Although the boom has passed, there is still no ability to make homes long term as many houses are being foreclosed upon; moving trucks tear through tumbleweeds that often result from neglected front yards. Houses on either side of me have been for sale for nearly two years. The two directly across the street were sold at auction last month. My children play with three kids from a single family that is moving in six weeks. They'll be losing their second set of friends in three months.
Even more than the geographical boundaries that create a neighborhood, there is a lack of desire to know the people who you live near. When I was growing up, you knew kids by their family names. That one's an Amato, and the two over there are Shields'. Watch out for the Walker girls and don't make the Fioka's mad because the four brothers will not let their little sister go unavenged. But I don't know anyone's last name these days. I don't even know the parents of the children who my boys bring home because they seem to have no need to meet the person who feeds, shelters, and entertains their brood.
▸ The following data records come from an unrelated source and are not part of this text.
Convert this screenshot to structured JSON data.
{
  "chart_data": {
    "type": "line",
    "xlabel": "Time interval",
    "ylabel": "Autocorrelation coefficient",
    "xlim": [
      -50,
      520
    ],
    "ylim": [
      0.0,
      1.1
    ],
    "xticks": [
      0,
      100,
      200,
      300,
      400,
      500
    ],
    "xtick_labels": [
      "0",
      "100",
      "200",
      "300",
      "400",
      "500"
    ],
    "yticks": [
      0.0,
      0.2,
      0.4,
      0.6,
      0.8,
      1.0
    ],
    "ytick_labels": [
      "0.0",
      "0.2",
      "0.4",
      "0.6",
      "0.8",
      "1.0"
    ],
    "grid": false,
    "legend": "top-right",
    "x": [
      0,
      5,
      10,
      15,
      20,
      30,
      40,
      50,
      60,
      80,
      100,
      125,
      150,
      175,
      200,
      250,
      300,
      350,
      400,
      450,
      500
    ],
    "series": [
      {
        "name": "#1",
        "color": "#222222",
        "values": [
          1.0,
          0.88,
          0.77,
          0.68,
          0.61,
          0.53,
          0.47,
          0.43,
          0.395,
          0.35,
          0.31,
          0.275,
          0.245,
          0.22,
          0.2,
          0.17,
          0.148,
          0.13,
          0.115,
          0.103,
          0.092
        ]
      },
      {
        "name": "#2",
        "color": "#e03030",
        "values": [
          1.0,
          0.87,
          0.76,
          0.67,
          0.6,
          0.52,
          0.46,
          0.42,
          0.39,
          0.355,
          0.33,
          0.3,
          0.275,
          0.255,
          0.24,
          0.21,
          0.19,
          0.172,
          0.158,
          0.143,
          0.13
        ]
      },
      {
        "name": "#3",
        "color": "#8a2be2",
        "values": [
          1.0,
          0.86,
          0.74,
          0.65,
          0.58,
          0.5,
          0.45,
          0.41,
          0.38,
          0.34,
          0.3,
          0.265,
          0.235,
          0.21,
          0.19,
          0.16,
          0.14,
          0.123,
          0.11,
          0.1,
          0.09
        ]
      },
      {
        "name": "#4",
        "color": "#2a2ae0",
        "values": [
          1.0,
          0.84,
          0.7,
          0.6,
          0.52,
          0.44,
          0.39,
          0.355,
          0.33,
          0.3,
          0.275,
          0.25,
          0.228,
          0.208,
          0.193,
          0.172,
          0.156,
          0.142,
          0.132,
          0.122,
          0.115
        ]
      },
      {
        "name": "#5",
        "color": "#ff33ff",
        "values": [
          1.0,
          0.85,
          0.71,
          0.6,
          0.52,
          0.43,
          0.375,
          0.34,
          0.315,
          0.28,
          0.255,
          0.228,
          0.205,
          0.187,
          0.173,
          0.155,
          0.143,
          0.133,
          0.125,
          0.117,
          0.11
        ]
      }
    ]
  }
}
My kids should be those Waterman boys, but they aren't because people don't care to know their names. That makes me sad.
To be honest, I don't really miss the people here whom I have called "friend" and who have moved on. They didn't seem to understand what friendship is, or what it could be. Perhaps I just attract people who are endless pits of need, who have nothing to give. Or maybe it's cultural. Where I grew up, we had so little, but gave so much. So much time, attention and support. Meals and hospitality flowed freely. Not so much here in Suburbia. They drive into the garages of their McMansions, not to be seen until the next day. Or, in the case of an ambulance, they can always be counted on come out to rubberneck.
And you know that the only time that you are on their minds is when you have a new car, or when there is a whiff of something to be gossiped about.
Kim and I came together through a mutual acquaintance who was just that toxic. I was so thankful for Kim, for someone who was finally honest, and kind and giving. She was generous and fun and other-centered. We have had a fantastic time learning about each other. I had no idea what I had been missing until I found it.
And now she's going. I think I am okay with it because my life experience has proven to me that people will continue to be brought into my life as long as my business with them is unfinished. I have peace about this.
Kim's crying. This year here has been hard on both of us and its ending. A part of me is just so happy that she will be with her people, and the other part is wondering what I will do now. I know that I won't settle for a façade of a friendship ever again. I have learned so much about myself and I deserve better than what I have been settling for.
She brings me home and her car pulls out of the driveway. She'll be leaving in nine hours and needs her sleep. I watch her car as it turns the corner on my nearly empty neighborhood and praise God for having brought her into my life. She reminded me of what I truly wanted, and, as I saw her ache for her beloved Texas, of who I was. And I am grateful.